At the same time, the world of the play he’s creating is slowly absorbing characteristics of the outside world and is starting to reflect reality. More years are continuing to pass and as Caden struggles even more with his personal and public life. The world of the play is increasingly reflecting this, as he has begun to cast doppelgangers in the roles within the play’s world.
He even casts one of his own stalkers as himself, but that backfires when the man commits suicide on set when it leads to a strange love triangle between the two and the box office girl from before (who’s married with kids).
Eventually, Caden meets his dying daughter, now an adult, who admonishes him for things that aren’t true. She claims he’s a gay man who left the family behind, which is a bizarre take for us who have been following him, and then he ends up leaving that chapter of his life behind after he talks to her.
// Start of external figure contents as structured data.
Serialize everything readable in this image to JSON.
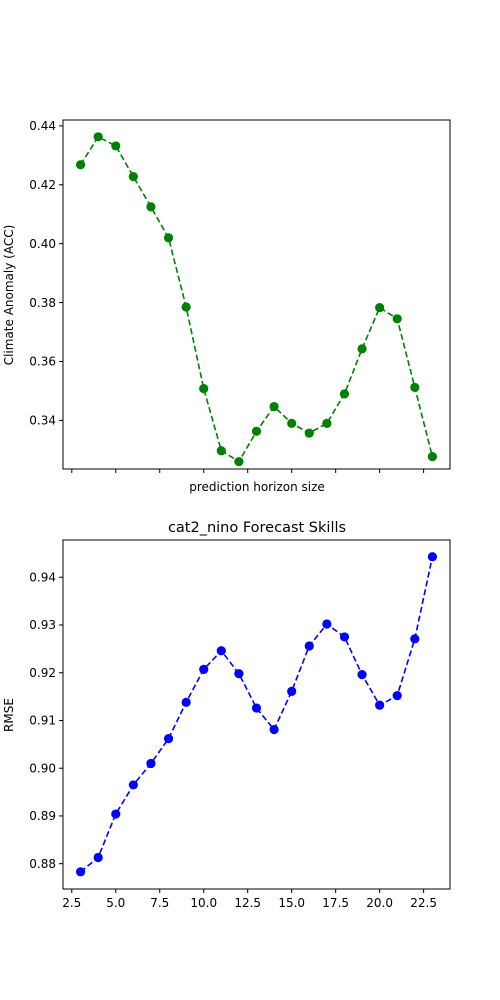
{
  "chart_data": [
    {
      "type": "line",
      "title": "",
      "xlabel": "prediction horizon size",
      "ylabel": "Climate Anomaly (ACC)",
      "xlim": [
        2,
        24
      ],
      "ylim": [
        0.3235,
        0.442
      ],
      "xticks": [
        2.5,
        5.0,
        7.5,
        10.0,
        12.5,
        15.0,
        17.5,
        20.0,
        22.5
      ],
      "xtick_labels_visible": false,
      "yticks": [
        0.34,
        0.36,
        0.38,
        0.4,
        0.42,
        0.44
      ],
      "ytick_labels": [
        "0.34",
        "0.36",
        "0.38",
        "0.40",
        "0.42",
        "0.44"
      ],
      "grid": false,
      "series": [
        {
          "color": "#008000",
          "line_style": "dashed",
          "marker": "circle",
          "x": [
            3,
            4,
            5,
            6,
            7,
            8,
            9,
            10,
            11,
            12,
            13,
            14,
            15,
            16,
            17,
            18,
            19,
            20,
            21,
            22,
            23
          ],
          "values": [
            0.4268,
            0.4363,
            0.4332,
            0.4228,
            0.4125,
            0.402,
            0.3785,
            0.3508,
            0.3297,
            0.326,
            0.3363,
            0.3447,
            0.339,
            0.3357,
            0.339,
            0.349,
            0.3643,
            0.3783,
            0.3745,
            0.3512,
            0.3277
          ]
        }
      ]
    },
    {
      "type": "line",
      "title": "cat2_nino Forecast Skills",
      "xlabel": "",
      "ylabel": "RMSE",
      "xlim": [
        2,
        24
      ],
      "ylim": [
        0.8747,
        0.9478
      ],
      "xticks": [
        2.5,
        5.0,
        7.5,
        10.0,
        12.5,
        15.0,
        17.5,
        20.0,
        22.5
      ],
      "xtick_labels": [
        "2.5",
        "5.0",
        "7.5",
        "10.0",
        "12.5",
        "15.0",
        "17.5",
        "20.0",
        "22.5"
      ],
      "yticks": [
        0.88,
        0.89,
        0.9,
        0.91,
        0.92,
        0.93,
        0.94
      ],
      "ytick_labels": [
        "0.88",
        "0.89",
        "0.90",
        "0.91",
        "0.92",
        "0.93",
        "0.94"
      ],
      "grid": false,
      "series": [
        {
          "color": "#0000ff",
          "line_style": "dashed",
          "marker": "circle",
          "x": [
            3,
            4,
            5,
            6,
            7,
            8,
            9,
            10,
            11,
            12,
            13,
            14,
            15,
            16,
            17,
            18,
            19,
            20,
            21,
            22,
            23
          ],
          "values": [
            0.8783,
            0.8813,
            0.8904,
            0.8965,
            0.901,
            0.9062,
            0.9138,
            0.9207,
            0.9246,
            0.9198,
            0.9126,
            0.9081,
            0.9161,
            0.9256,
            0.9302,
            0.9275,
            0.9196,
            0.9132,
            0.9152,
            0.9271,
            0.9443
          ]
        }
      ]
    }
  ]
}
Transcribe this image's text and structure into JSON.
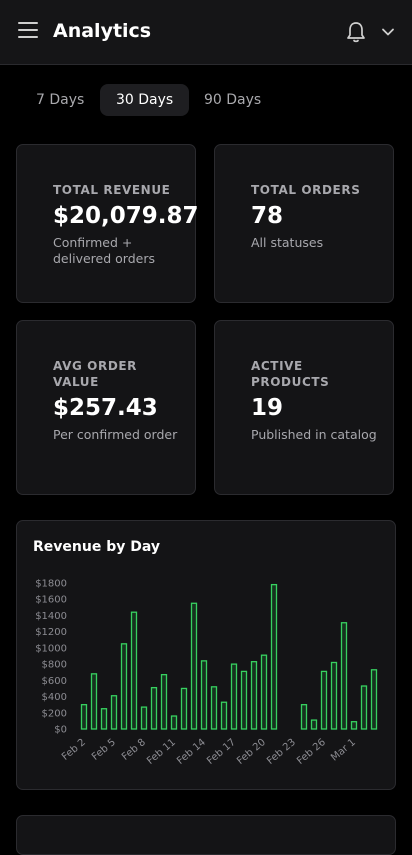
{
  "header": {
    "title": "Analytics",
    "menu_icon": "hamburger-menu-icon",
    "bell_icon": "bell-icon",
    "chevron_icon": "chevron-down-icon"
  },
  "tabs": [
    {
      "label": "7 Days",
      "active": false
    },
    {
      "label": "30 Days",
      "active": true
    },
    {
      "label": "90 Days",
      "active": false
    }
  ],
  "stats": [
    {
      "label": "TOTAL REVENUE",
      "value": "$20,079.87",
      "sub": "Confirmed + delivered orders"
    },
    {
      "label": "TOTAL ORDERS",
      "value": "78",
      "sub": "All statuses"
    },
    {
      "label": "AVG ORDER VALUE",
      "value": "$257.43",
      "sub": "Per confirmed order"
    },
    {
      "label": "ACTIVE PRODUCTS",
      "value": "19",
      "sub": "Published in catalog"
    }
  ],
  "colors": {
    "bar_fill": "#16331f",
    "bar_stroke": "#37d160",
    "background": "#000000",
    "card": "#141416"
  },
  "chart_data": {
    "type": "bar",
    "title": "Revenue by Day",
    "xlabel": "",
    "ylabel": "",
    "ylim": [
      0,
      1800
    ],
    "y_ticks": [
      "$0",
      "$200",
      "$400",
      "$600",
      "$800",
      "$1000",
      "$1200",
      "$1400",
      "$1600",
      "$1800"
    ],
    "x_tick_labels": [
      "Feb 2",
      "Feb 5",
      "Feb 8",
      "Feb 11",
      "Feb 14",
      "Feb 17",
      "Feb 20",
      "Feb 23",
      "Feb 26",
      "Mar 1"
    ],
    "categories": [
      "Feb 2",
      "Feb 3",
      "Feb 4",
      "Feb 5",
      "Feb 6",
      "Feb 7",
      "Feb 8",
      "Feb 9",
      "Feb 10",
      "Feb 11",
      "Feb 12",
      "Feb 13",
      "Feb 14",
      "Feb 15",
      "Feb 16",
      "Feb 17",
      "Feb 18",
      "Feb 19",
      "Feb 20",
      "Feb 21",
      "Feb 22",
      "Feb 23",
      "Feb 24",
      "Feb 25",
      "Feb 26",
      "Feb 27",
      "Feb 28",
      "Mar 1",
      "Mar 2",
      "Mar 3"
    ],
    "values": [
      300,
      680,
      250,
      410,
      1050,
      1440,
      270,
      510,
      670,
      160,
      500,
      1550,
      840,
      520,
      330,
      800,
      710,
      830,
      910,
      1780,
      0,
      0,
      300,
      110,
      710,
      820,
      1310,
      90,
      530,
      730
    ]
  }
}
He decides to cast someone else to take over his role as the director, then lives in the model o his ex-wife’s apartment. Then it is time for him to finally die, and the director of the play tells him to do so.
Overall Thoughts
A fascinating movie, but a lot of the symbolism can go over your head if you’re not paying attention. Some wacky elements contained throughout, but overall I ended up liking the movie and what it represents.
The entire concept of trying to reclaim one’s life through the theatrical warehouse situation is so sad and so creative—it’s something I could see someone like Caden actually attempting to do in real life to escape the circumstances they’re living within.
Definitely one of the better movies I’ve seen in a while but I could see people not liking this one at all.